Salceda, a noted economist, is one of the principal authors of House Bill 5828 approved by the House in 2017 which now pends in the Senate. The Senate has already approved on second reading its version of the measure. Tackling it “would be the best use of the two weeks of sessions next May,” he said.
HB 5828 seeks to redefine the concepts of ‘Public Service’ and ‘Public Utilities’ in the old PSA law that are often interchangeably used by monopolies, duopolies and oligopolies to suit their purpose which discourage potential investors in some industry sectors, particularly transportation, power and telecommunications. The legal redefinition of the terms, Salceda said, is a first “vital step” to new economic reforms that will usher in healthy competitions in important industry sectors.
Quoting a recent World Bank study, Salceda said the Philippine economy has remained “highly concentrated” compared to other countries in the region, “which means less competition — and thus high prices, less jobs and value created.” The World Bank study said letting more players enter these vital industries could improve services, generate higher-paying jobs and, ultimately, hasten poverty reduction.
The Albay lawmaker noted that the vagueness of the two concepts “has led to business uncertainty, fewer investments and limited consumer choices.” HB 5828, he added, “aims to ensure the proper implementation of Section 11, Art. XII of the Philippine Constitution, which states that only companies which are 60% owned by Filipinos may operate public utilities.”

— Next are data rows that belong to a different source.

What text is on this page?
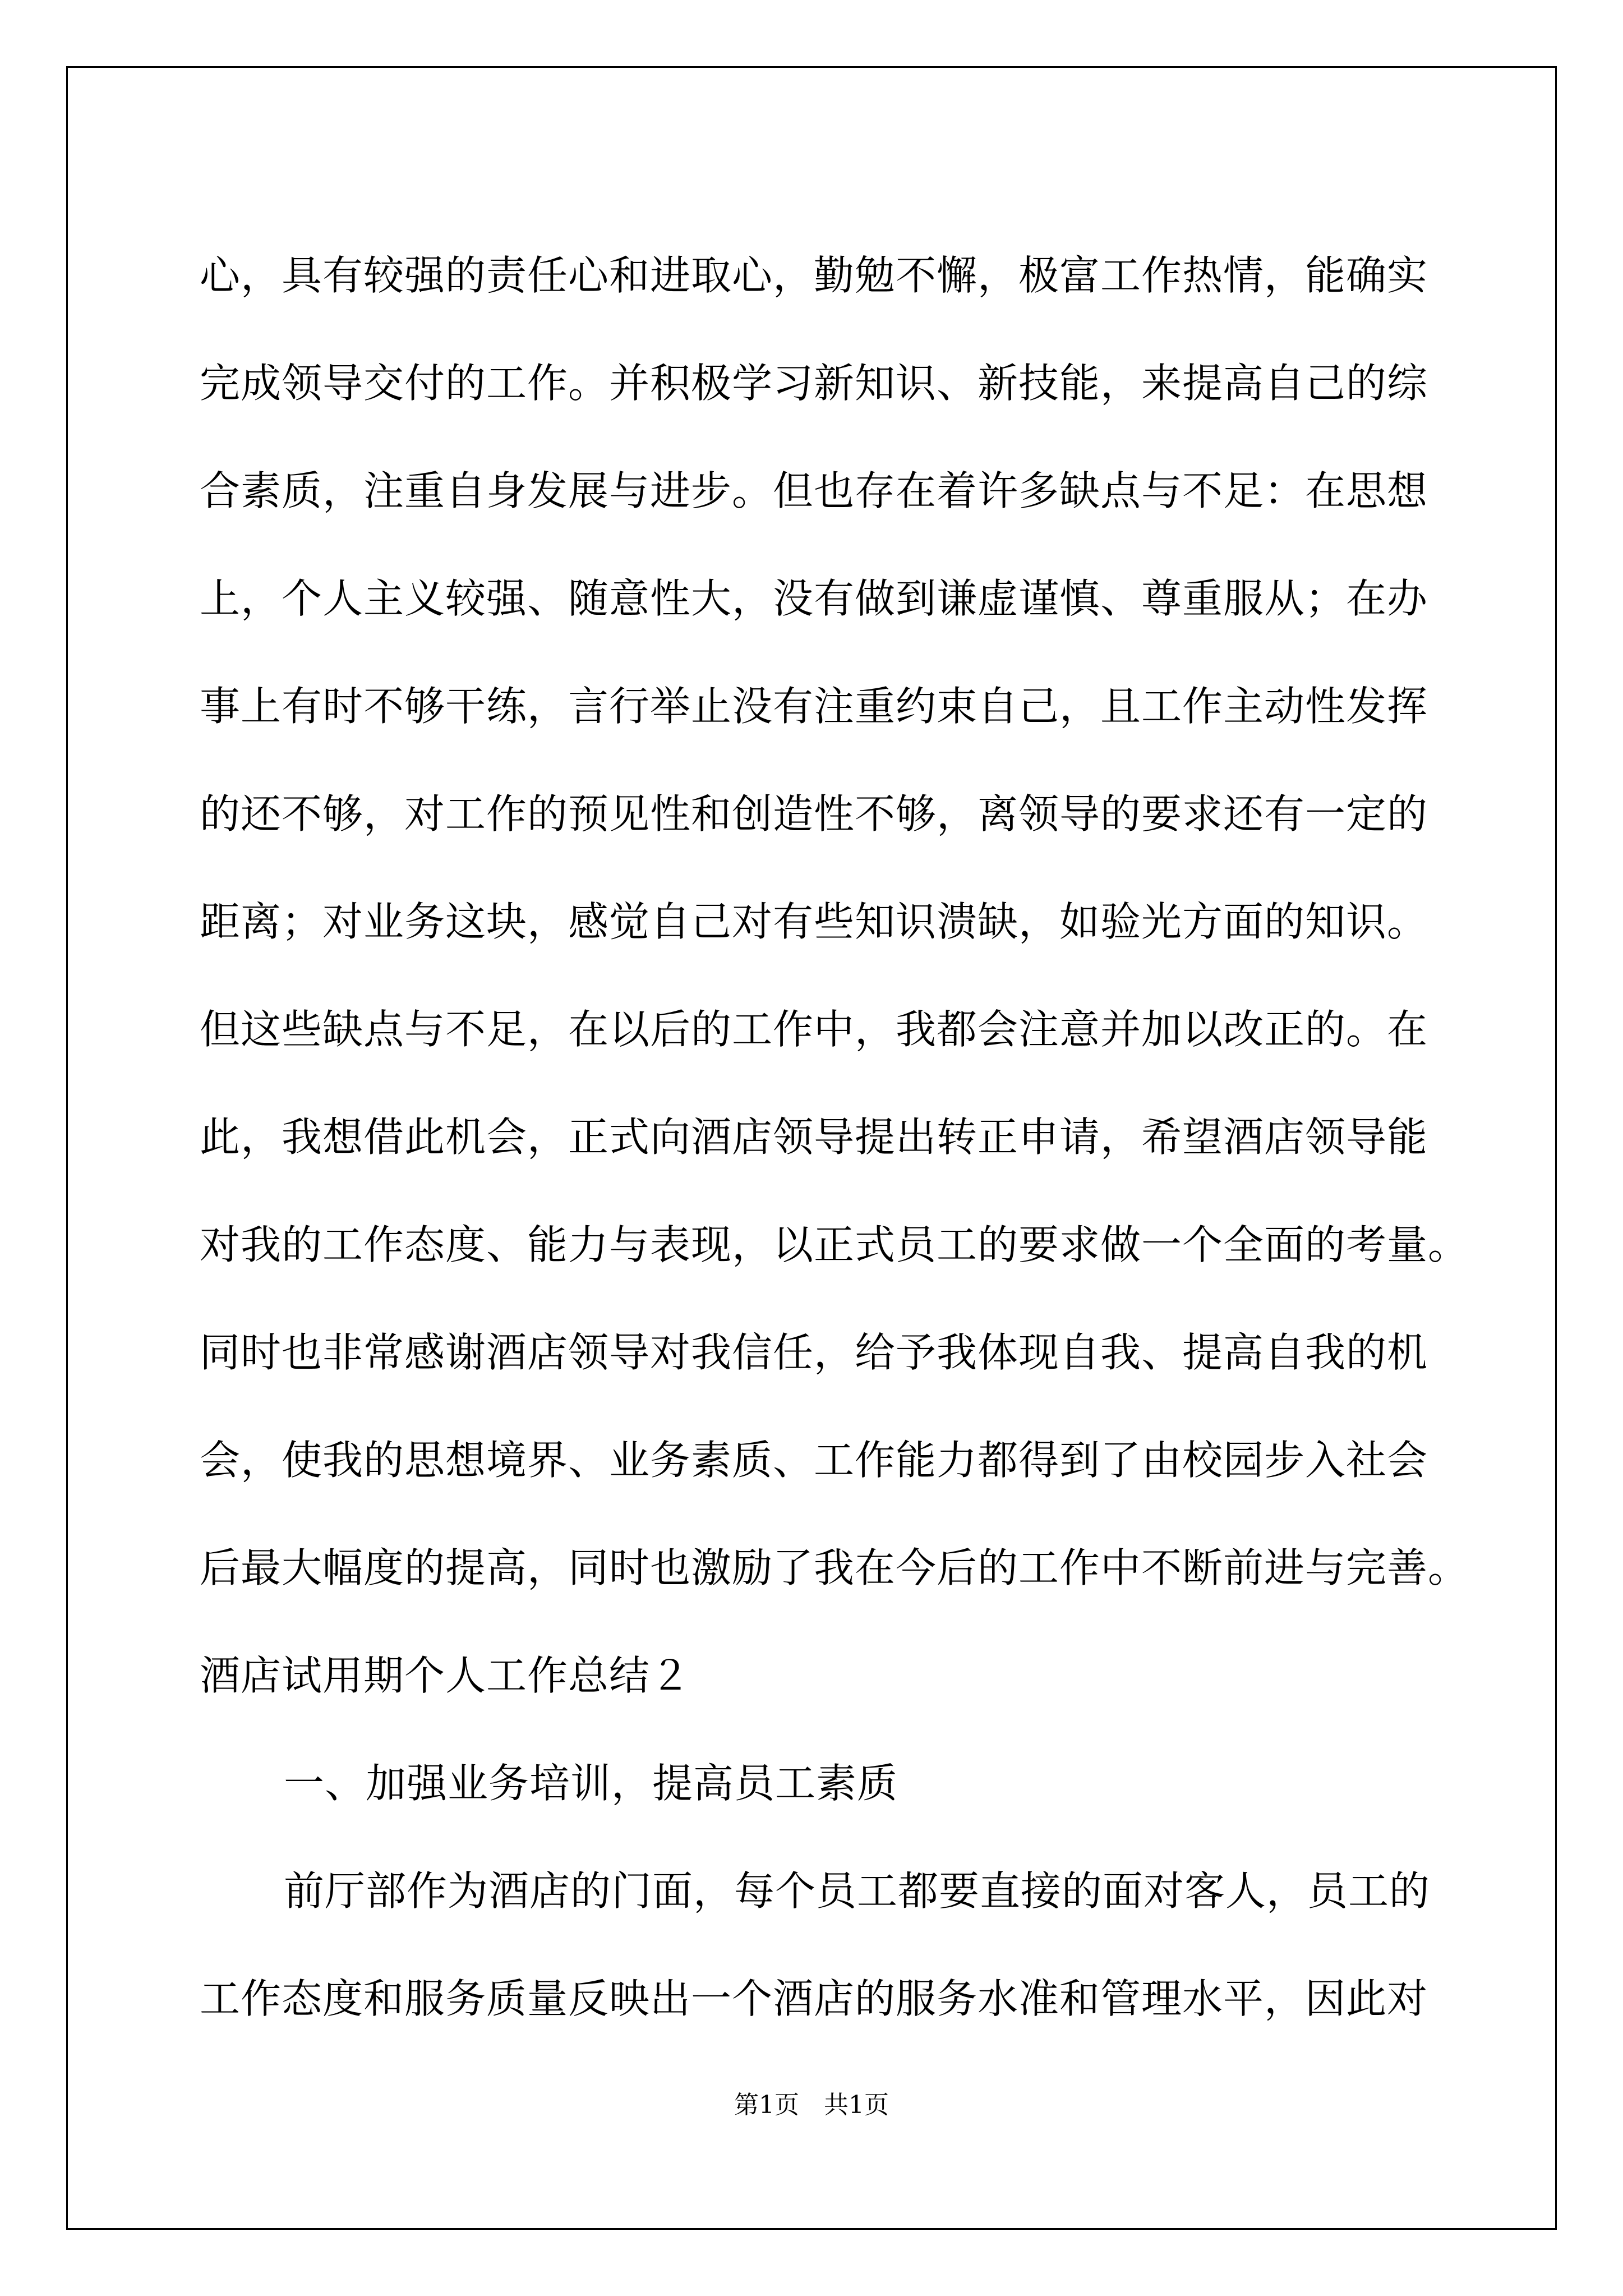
心，具有较强的责任心和进取心，勤勉不懈，极富工作热情，能确实
完成领导交付的工作。并积极学习新知识、新技能，来提高自己的综
合素质，注重自身发展与进步。但也存在着许多缺点与不足：在思想
上，个人主义较强、随意性大，没有做到谦虚谨慎、尊重服从；在办
事上有时不够干练，言行举止没有注重约束自己，且工作主动性发挥
的还不够，对工作的预见性和创造性不够，离领导的要求还有一定的
距离；对业务这块，感觉自己对有些知识溃缺，如验光方面的知识。
但这些缺点与不足，在以后的工作中，我都会注意并加以改正的。在
此，我想借此机会，正式向酒店领导提出转正申请，希望酒店领导能
对我的工作态度、能力与表现，以正式员工的要求做一个全面的考量。
同时也非常感谢酒店领导对我信任，给予我体现自我、提高自我的机
会，使我的思想境界、业务素质、工作能力都得到了由校园步入社会
后最大幅度的提高，同时也激励了我在今后的工作中不断前进与完善。
酒店试用期个人工作总结２
一、加强业务培训，提高员工素质
前厅部作为酒店的门面，每个员工都要直接的面对客人，员工的
工作态度和服务质量反映出一个酒店的服务水准和管理水平，因此对
第1页　共1页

The measure’s ultimate objective, he explained, is “to promote consumer welfare and international competitiveness, since with more players in the industry, there will be greater competition, which will lead to better quality services, greater access to services for far-flung areas, and lower rates.”
Salceda said the bright projections on the country’s robust economic growth should be coupled with better quality services and lower rates in transportation, telecommunications, and power. The UK-based Oxford Economics recently projected Philippines’ GDP is expected to grow by an average of 5.3 percent between 2019 and 2028, second only to India’s 6.5 percent, among emerging markets (EMs) expected to post the fastest economic growth in the next 10 years.
“Apart from this, we need to protect consumers from companies that violate the law by making sure the penalties will deter or punish them for violating the rights of consumers,” Salceda stressed. The measure seeks to increases the penalties for violators of its provisions, from the current PhP200 a day to a maximum of PhP5 million a day to “give teeth to the law.”
HB 5828, Salceda said, would attract more foreign investments which the country badly needs, and address the “changes in the economic framework brought about by globalization and rapid advances in technology and the law to fulfill its purpose of truly serving the public.”
Economic analysts said the Philippines’ woes over its poor telecommunications, transport and power service quality have been debilitating and have stalled economic growth for so long. These woes, Salceda pointed out, stem from the “ambiguities” in the statutory definition of Public Service and Public Utility, “which have allowed oligarchs to monopolize the three vital industries for decades to the detriment of consumers and progress.”